Cuando alcanzamos a ver lo que al instante siguiente ya se ha
perdido. Y no hay vuelta atrás. El cine es entonces imagen de la
vida: los instantes no vuelven, el recuerdo no los restituye, no
puede más que insistir en su ausencia.
Volví a ver
la película. Volví a ver pasar el tren. (Pero algún griego diría
que no era el mismo tren, ni la misma película, y tendría razón,
casi siempre la tienen.)
La cámara apuntaba
hacia delante las vías por donde el tren va a pasar, el tren que ya
está en plano, que ya se aleja, y entonces la cámara (todo esto, os
decía, es muy rápido), hacía una panorámica, hasta que sólo se
ve tren pasando, paralelo a nosotros. No sé si me explico.
El plano, además,
es casi tembloroso, como el de ese otro tren que se va, el del final
de El hombre que mató a Liberty Valance.
Y por encima suena
una caja de música. Ningún sonido violento del tren que pasa. Y por
ello más violento. Más imposible de detener.
(Esta es una
afirmación que no puedo probar. Pero os aseguro que lo habrías
sentido igual.)
Decía esto ( y
sabéis que yo no acostumbro a hablar ni a escribir así, pero no sé,
el tren que pasa, algo, mi voz no es mi voz, tampoco mis ideas) a
propósito de Pechos eternos, de Kinuyo Tanaka. Chibusa yo ein nare,
se dice en japonés.
Algún día la
veréis, de eso no me cabe la menor duda. No puede ser de otra
manera. Tampoco quiero desvelaros mucho. Es la historia de una mujer.
Ama de casa primero, divorciada luego. Poeta siempre. Con el tiempo,
enferma, cáncer de mama.
Pienso, aunque no
tenga nada que ver, en Grémillon, en Gueule d'amour. La misma
sensación de que la película termina lejos, muy lejos de donde
comenzó. Quizás en las dos un personaje consumido. Hasta el crimen
uno, hasta la muerte el otro. Y también esa sensación de que la
película va apareciendo plano a plano, inventándose a cada
instante. Lo contrario al estilo. O un cine de antes del estilo. Cada
plano un gesto nuevo. Cada plano inolvidable e imposible de recordar.

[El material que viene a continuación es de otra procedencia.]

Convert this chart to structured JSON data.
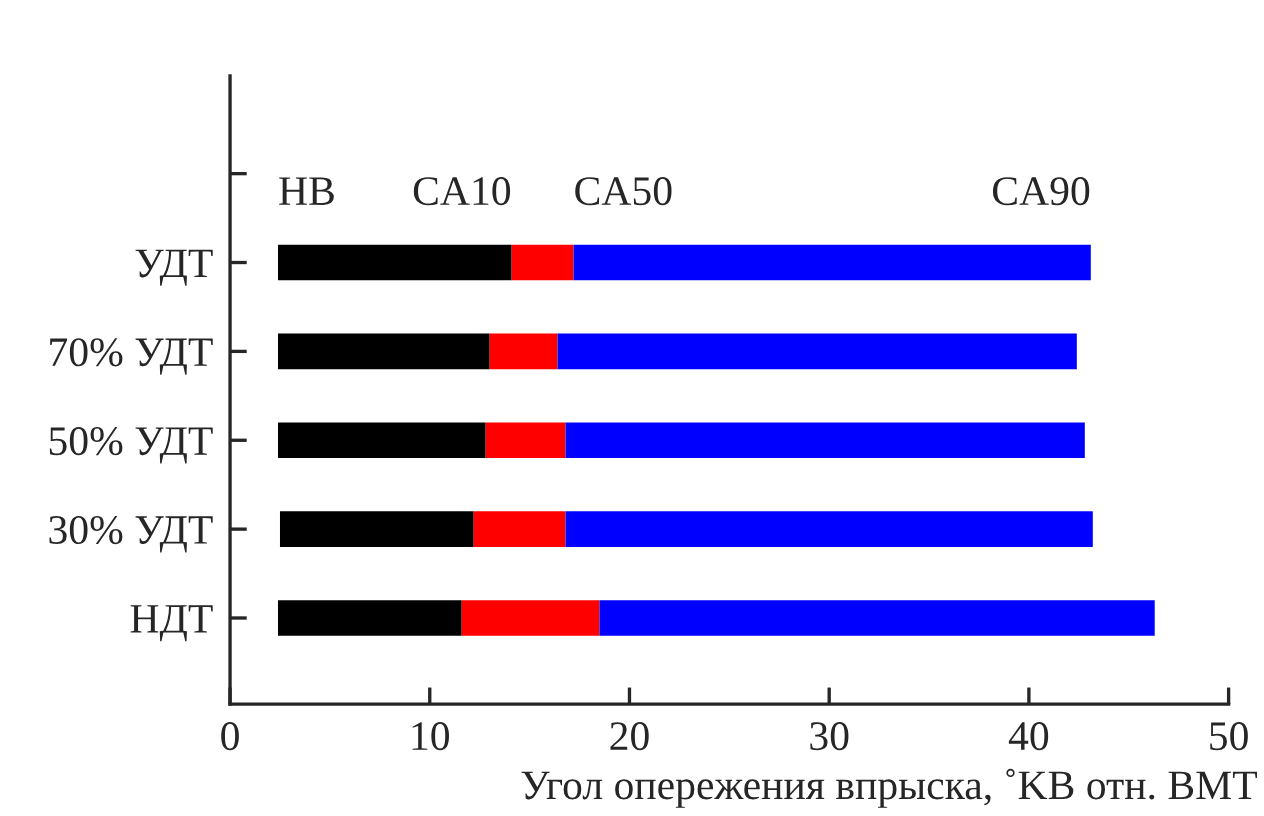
{
  "chart_data": {
    "type": "bar",
    "orientation": "horizontal",
    "xlabel": "Угол опережения впрыска, ˚KB отн. ВМТ",
    "categories": [
      null,
      "УДТ",
      "70% УДТ",
      "50% УДТ",
      "30% УДТ",
      "НДТ"
    ],
    "series": [
      {
        "color": "#000000",
        "base": [
          null,
          2.4,
          2.4,
          2.4,
          2.5,
          2.4
        ],
        "values": [
          null,
          11.7,
          10.6,
          10.4,
          9.7,
          9.2
        ]
      },
      {
        "color": "#ff0000",
        "base": [
          null,
          14.1,
          13.0,
          12.8,
          12.2,
          11.6
        ],
        "values": [
          null,
          3.1,
          3.4,
          4.0,
          4.6,
          6.9
        ]
      },
      {
        "color": "#0000ff",
        "base": [
          null,
          17.2,
          16.4,
          16.8,
          16.8,
          18.5
        ],
        "values": [
          null,
          25.9,
          26.0,
          26.0,
          26.4,
          27.8
        ]
      }
    ],
    "annotations": [
      "НВ",
      "CA10",
      "CA50",
      "CA90"
    ],
    "xlim": [
      0,
      50
    ],
    "xticks": [
      0,
      10,
      20,
      30,
      40,
      50
    ],
    "grid": false,
    "legend": false
  }
}
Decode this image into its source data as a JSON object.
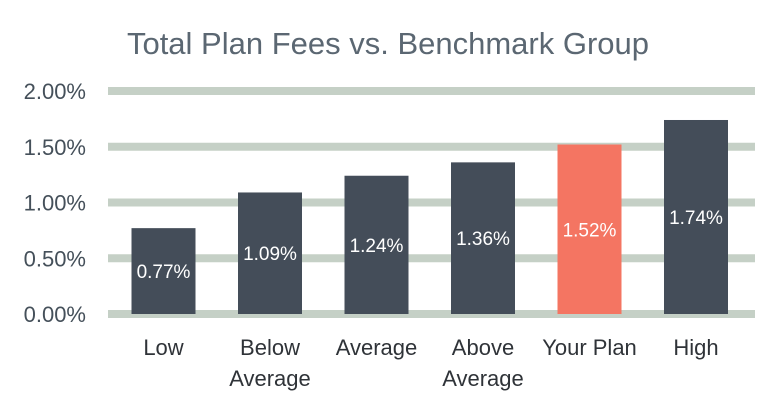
{
  "chart_data": {
    "type": "bar",
    "title": "Total Plan Fees vs. Benchmark Group",
    "categories": [
      [
        "Low"
      ],
      [
        "Below",
        "Average"
      ],
      [
        "Average"
      ],
      [
        "Above",
        "Average"
      ],
      [
        "Your Plan"
      ],
      [
        "High"
      ]
    ],
    "values": [
      0.77,
      1.09,
      1.24,
      1.36,
      1.52,
      1.74
    ],
    "data_labels": [
      "0.77%",
      "1.09%",
      "1.24%",
      "1.36%",
      "1.52%",
      "1.74%"
    ],
    "yticks": [
      0,
      0.5,
      1.0,
      1.5,
      2.0
    ],
    "ytick_labels": [
      "0.00%",
      "0.50%",
      "1.00%",
      "1.50%",
      "2.00%"
    ],
    "ylim": [
      0,
      2.0
    ],
    "grid": true,
    "legend": false,
    "colors": {
      "bar": "#444d59",
      "highlight": "#f47562",
      "grid": "#c5d0c6",
      "title": "#5b6772"
    },
    "highlight_index": 4
  }
}
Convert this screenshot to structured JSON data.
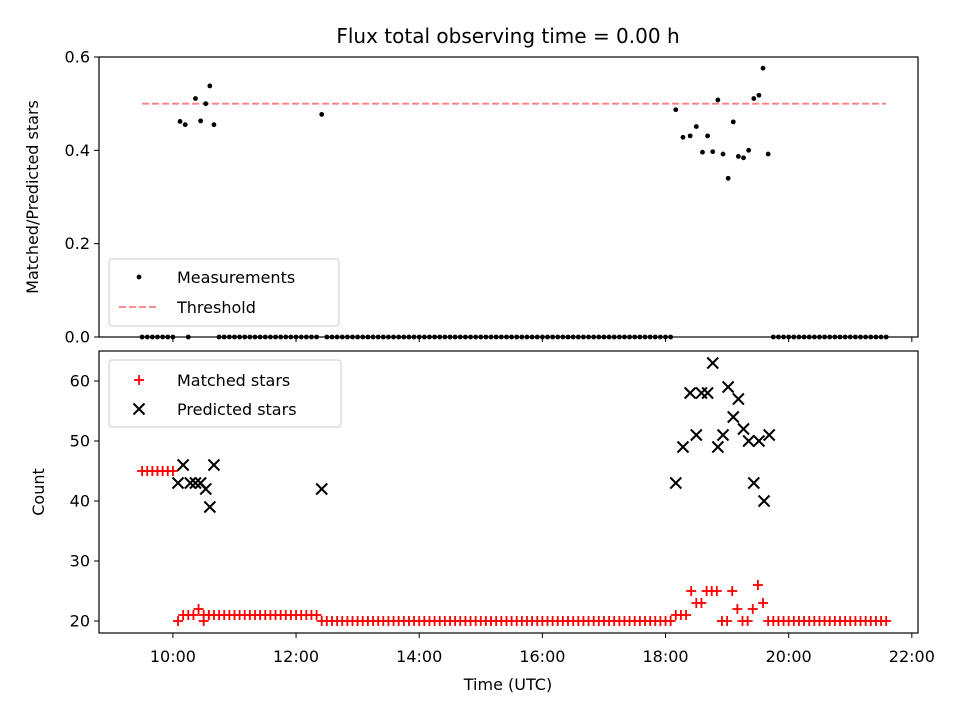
{
  "chart_data": [
    {
      "type": "scatter",
      "title": "Flux total observing time = 0.00 h",
      "xlabel": "",
      "ylabel": "Matched/Predicted stars",
      "ylim": [
        0,
        0.6
      ],
      "yticks": [
        "0.0",
        "0.2",
        "0.4",
        "0.6"
      ],
      "xlim_hours": [
        8.8,
        22.1
      ],
      "legend": {
        "placement": "lower-left",
        "entries": [
          {
            "label": "Measurements",
            "marker": "dot",
            "color": "#000000"
          },
          {
            "label": "Threshold",
            "marker": "dashed-line",
            "color": "#ff7f7f"
          }
        ]
      },
      "threshold": {
        "value": 0.5,
        "x_start": "09:30",
        "x_end": "21:35",
        "color": "#ff7f7f"
      },
      "series": [
        {
          "name": "Measurements",
          "color": "#000000",
          "points": [
            [
              "10:07",
              0.462
            ],
            [
              "10:12",
              0.455
            ],
            [
              "10:22",
              0.511
            ],
            [
              "10:27",
              0.463
            ],
            [
              "10:32",
              0.5
            ],
            [
              "10:36",
              0.538
            ],
            [
              "10:40",
              0.455
            ],
            [
              "12:25",
              0.477
            ],
            [
              "18:10",
              0.487
            ],
            [
              "18:17",
              0.428
            ],
            [
              "18:24",
              0.431
            ],
            [
              "18:30",
              0.451
            ],
            [
              "18:36",
              0.396
            ],
            [
              "18:41",
              0.431
            ],
            [
              "18:46",
              0.397
            ],
            [
              "18:51",
              0.508
            ],
            [
              "18:56",
              0.392
            ],
            [
              "19:01",
              0.34
            ],
            [
              "19:06",
              0.461
            ],
            [
              "19:11",
              0.387
            ],
            [
              "19:16",
              0.384
            ],
            [
              "19:21",
              0.4
            ],
            [
              "19:26",
              0.511
            ],
            [
              "19:31",
              0.518
            ],
            [
              "19:35",
              0.576
            ],
            [
              "19:40",
              0.392
            ]
          ],
          "zero_runs": [
            {
              "start": "09:30",
              "end": "10:00",
              "step_min": 5
            },
            {
              "start": "10:15",
              "end": "10:15",
              "step_min": 5
            },
            {
              "start": "10:45",
              "end": "12:20",
              "step_min": 5
            },
            {
              "start": "12:30",
              "end": "18:00",
              "step_min": 5
            },
            {
              "start": "18:05",
              "end": "18:05",
              "step_min": 5
            },
            {
              "start": "19:45",
              "end": "21:35",
              "step_min": 5
            }
          ]
        }
      ]
    },
    {
      "type": "scatter",
      "title": "",
      "xlabel": "Time (UTC)",
      "ylabel": "Count",
      "ylim": [
        18,
        65
      ],
      "yticks": [
        "20",
        "30",
        "40",
        "50",
        "60"
      ],
      "xticks": [
        "10:00",
        "12:00",
        "14:00",
        "16:00",
        "18:00",
        "20:00",
        "22:00"
      ],
      "xlim_hours": [
        8.8,
        22.1
      ],
      "legend": {
        "placement": "top-left",
        "entries": [
          {
            "label": "Matched stars",
            "marker": "plus",
            "color": "#ff0000"
          },
          {
            "label": "Predicted stars",
            "marker": "x",
            "color": "#000000"
          }
        ]
      },
      "series": [
        {
          "name": "Matched stars",
          "color": "#ff0000",
          "runs": [
            {
              "start": "09:30",
              "end": "10:00",
              "step_min": 5,
              "value": 45
            },
            {
              "start": "10:30",
              "end": "12:20",
              "step_min": 5,
              "value": 21
            },
            {
              "start": "12:25",
              "end": "18:00",
              "step_min": 5,
              "value": 20
            },
            {
              "start": "19:40",
              "end": "21:35",
              "step_min": 5,
              "value": 20
            }
          ],
          "points": [
            [
              "10:05",
              20
            ],
            [
              "10:10",
              21
            ],
            [
              "10:15",
              21
            ],
            [
              "10:20",
              21
            ],
            [
              "10:25",
              22
            ],
            [
              "10:30",
              20
            ],
            [
              "10:35",
              21
            ],
            [
              "18:05",
              20
            ],
            [
              "18:10",
              21
            ],
            [
              "18:15",
              21
            ],
            [
              "18:20",
              21
            ],
            [
              "18:25",
              25
            ],
            [
              "18:30",
              23
            ],
            [
              "18:35",
              23
            ],
            [
              "18:40",
              25
            ],
            [
              "18:45",
              25
            ],
            [
              "18:50",
              25
            ],
            [
              "18:55",
              20
            ],
            [
              "19:00",
              20
            ],
            [
              "19:05",
              25
            ],
            [
              "19:10",
              22
            ],
            [
              "19:15",
              20
            ],
            [
              "19:20",
              20
            ],
            [
              "19:25",
              22
            ],
            [
              "19:30",
              26
            ],
            [
              "19:35",
              23
            ]
          ]
        },
        {
          "name": "Predicted stars",
          "color": "#000000",
          "points": [
            [
              "10:05",
              43
            ],
            [
              "10:10",
              46
            ],
            [
              "10:17",
              43
            ],
            [
              "10:22",
              43
            ],
            [
              "10:27",
              43
            ],
            [
              "10:32",
              42
            ],
            [
              "10:36",
              39
            ],
            [
              "10:40",
              46
            ],
            [
              "12:25",
              42
            ],
            [
              "18:10",
              43
            ],
            [
              "18:17",
              49
            ],
            [
              "18:24",
              58
            ],
            [
              "18:30",
              51
            ],
            [
              "18:35",
              58
            ],
            [
              "18:41",
              58
            ],
            [
              "18:46",
              63
            ],
            [
              "18:51",
              49
            ],
            [
              "18:56",
              51
            ],
            [
              "19:01",
              59
            ],
            [
              "19:06",
              54
            ],
            [
              "19:11",
              57
            ],
            [
              "19:16",
              52
            ],
            [
              "19:21",
              50
            ],
            [
              "19:26",
              43
            ],
            [
              "19:31",
              50
            ],
            [
              "19:36",
              40
            ],
            [
              "19:41",
              51
            ]
          ]
        }
      ]
    }
  ]
}
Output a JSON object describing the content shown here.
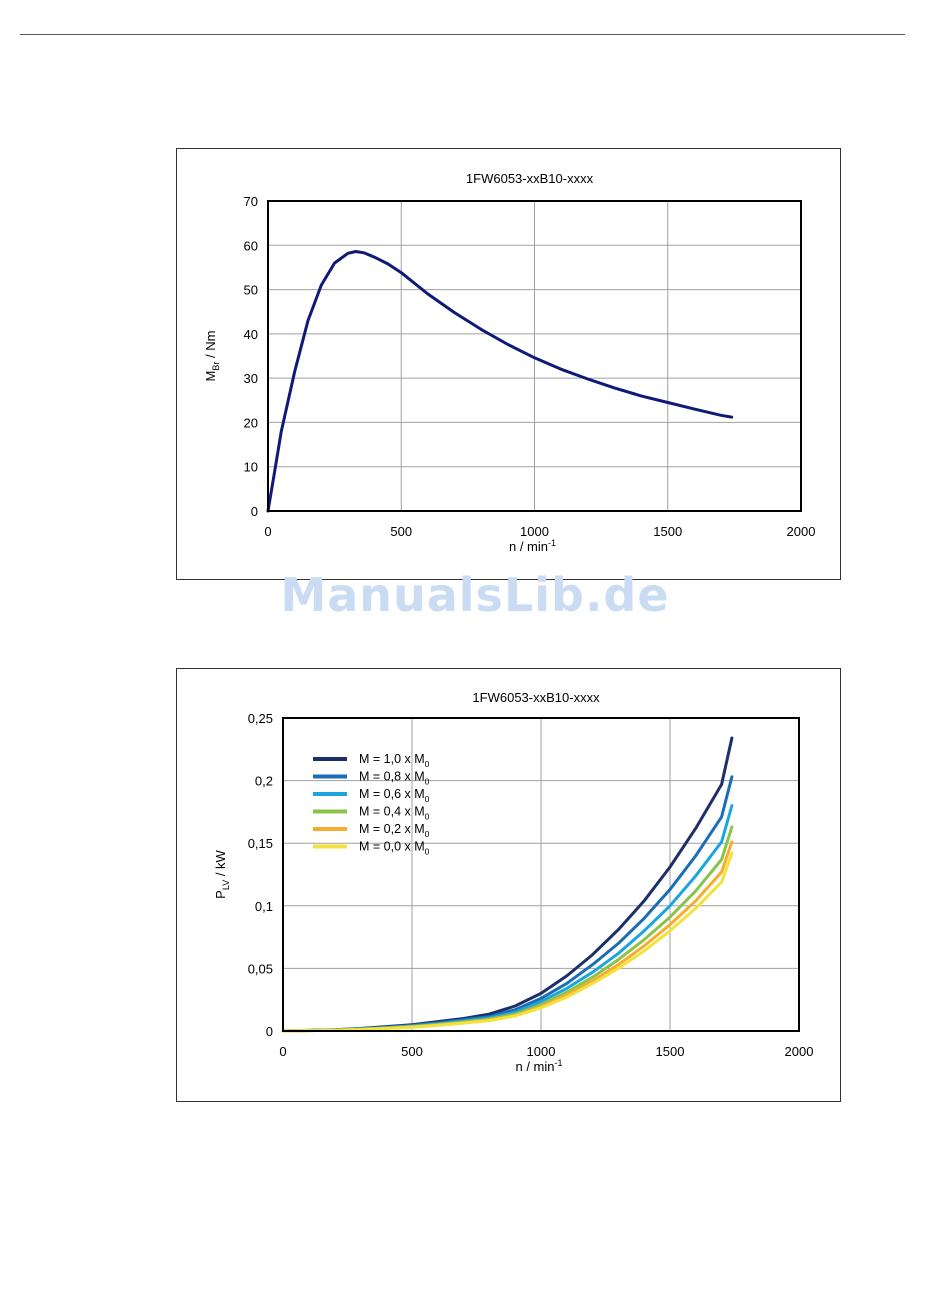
{
  "watermark": "ManualsLib.de",
  "chart_data": [
    {
      "type": "line",
      "title": "1FW6053-xxB10-xxxx",
      "xlabel": {
        "base": "n / min",
        "sup": "-1"
      },
      "ylabel": {
        "base": "M",
        "sub": "Br",
        "rest": " / Nm"
      },
      "xlim": [
        0,
        2000
      ],
      "ylim": [
        0,
        70
      ],
      "xticks": [
        0,
        500,
        1000,
        1500,
        2000
      ],
      "yticks": [
        0,
        10,
        20,
        30,
        40,
        50,
        60,
        70
      ],
      "xtick_labels": [
        "0",
        "500",
        "1000",
        "1500",
        "2000"
      ],
      "ytick_labels": [
        "0",
        "10",
        "20",
        "30",
        "40",
        "50",
        "60",
        "70"
      ],
      "grid": true,
      "series": [
        {
          "color": "#0f1a78",
          "x": [
            0,
            25,
            50,
            100,
            150,
            200,
            250,
            300,
            330,
            360,
            400,
            450,
            500,
            600,
            700,
            800,
            900,
            1000,
            1100,
            1200,
            1300,
            1400,
            1500,
            1600,
            1700,
            1740
          ],
          "y": [
            0,
            9,
            18,
            31.5,
            43,
            51,
            56,
            58.2,
            58.6,
            58.3,
            57.3,
            55.8,
            53.8,
            49.0,
            44.8,
            41.0,
            37.6,
            34.6,
            32.0,
            29.8,
            27.8,
            26.0,
            24.5,
            23.0,
            21.6,
            21.2
          ]
        }
      ]
    },
    {
      "type": "line",
      "title": "1FW6053-xxB10-xxxx",
      "xlabel": {
        "base": "n / min",
        "sup": "-1"
      },
      "ylabel": {
        "base": "P",
        "sub": "LV",
        "rest": " / kW"
      },
      "xlim": [
        0,
        2000
      ],
      "ylim": [
        0,
        0.25
      ],
      "xticks": [
        0,
        500,
        1000,
        1500,
        2000
      ],
      "yticks": [
        0,
        0.05,
        0.1,
        0.15,
        0.2,
        0.25
      ],
      "xtick_labels": [
        "0",
        "500",
        "1000",
        "1500",
        "2000"
      ],
      "ytick_labels": [
        "0",
        "0,05",
        "0,1",
        "0,15",
        "0,2",
        "0,25"
      ],
      "grid": true,
      "legend": "top-left",
      "x": [
        0,
        100,
        200,
        300,
        400,
        500,
        600,
        700,
        800,
        900,
        1000,
        1100,
        1200,
        1300,
        1400,
        1500,
        1600,
        1700,
        1740
      ],
      "series": [
        {
          "name": {
            "text": "M = 1,0 x M",
            "sub": "0"
          },
          "color": "#1c2f68",
          "values": [
            0,
            0.0005,
            0.001,
            0.002,
            0.0035,
            0.005,
            0.0075,
            0.01,
            0.0135,
            0.02,
            0.03,
            0.044,
            0.061,
            0.081,
            0.104,
            0.131,
            0.162,
            0.197,
            0.234
          ]
        },
        {
          "name": {
            "text": "M = 0,8 x M",
            "sub": "0"
          },
          "color": "#1b6db6",
          "values": [
            0,
            0.0004,
            0.0009,
            0.0018,
            0.003,
            0.0045,
            0.0065,
            0.009,
            0.0115,
            0.017,
            0.026,
            0.038,
            0.053,
            0.07,
            0.09,
            0.113,
            0.14,
            0.171,
            0.203
          ]
        },
        {
          "name": {
            "text": "M = 0,6 x M",
            "sub": "0"
          },
          "color": "#1aa6dc",
          "values": [
            0,
            0.0004,
            0.0008,
            0.0016,
            0.0027,
            0.004,
            0.0058,
            0.008,
            0.0105,
            0.015,
            0.0235,
            0.034,
            0.047,
            0.062,
            0.08,
            0.1,
            0.124,
            0.151,
            0.18
          ]
        },
        {
          "name": {
            "text": "M = 0,4 x M",
            "sub": "0"
          },
          "color": "#8bc34a",
          "values": [
            0,
            0.0003,
            0.0007,
            0.0014,
            0.0024,
            0.0036,
            0.0052,
            0.0072,
            0.0095,
            0.0135,
            0.021,
            0.031,
            0.043,
            0.057,
            0.073,
            0.091,
            0.112,
            0.137,
            0.163
          ]
        },
        {
          "name": {
            "text": "M = 0,2 x M",
            "sub": "0"
          },
          "color": "#f5ad2e",
          "values": [
            0,
            0.0003,
            0.0006,
            0.0013,
            0.0022,
            0.0033,
            0.0048,
            0.0067,
            0.0088,
            0.0125,
            0.0195,
            0.029,
            0.04,
            0.053,
            0.068,
            0.085,
            0.104,
            0.127,
            0.151
          ]
        },
        {
          "name": {
            "text": "M = 0,0 x M",
            "sub": "0"
          },
          "color": "#f3e23c",
          "values": [
            0,
            0.0003,
            0.0006,
            0.0012,
            0.002,
            0.003,
            0.0045,
            0.0063,
            0.0083,
            0.012,
            0.0185,
            0.027,
            0.038,
            0.05,
            0.064,
            0.08,
            0.098,
            0.119,
            0.142
          ]
        }
      ]
    }
  ]
}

No es el estilo. Está más allá, o más acá. La urgencia de contar
lo que se cuenta. Unos pies que salen de la cama, una mujer que se
baña, por momentos la sucesión de planos se hace intolerable.
Fluida e intolerable. Intolerable porque fluida, porque no se va
detener, porque de instante en instante el tiempo se va.
Hay una secuencia,
que no contaré, o apenas, uno de esos momentos en los que el cine
plenamente se realiza, una mujer que se acuesta en el suelo junto a
un hombre, que se abraza a él, y cuando la belleza y la delicadeza
de cada gesto son ya intolerables, entonces viene un plano del rostro
de ella. El rostro de ella pegado al suelo. Un plano desde abajo. Un
plano imposible. El rostro de ella, la silueta negra de la cabeza de
él y al fondo, borrosa, en el techo, la lámpara. Ya era intolerable
la belleza, decía, y entonces llega ese plano, ese plano imposible,
y ya flotamos, estamos, literalmente, en otra dimensión. Con ella,
con la mujer agonizante. Apenas un instante, claro.
No digo más,
porque no me gusta que me hablen de las películas antes de verlas y
no quiero deciros más de ella. Porque sé que la vais a ver. Así
que me callo. Vuelvo al olvido.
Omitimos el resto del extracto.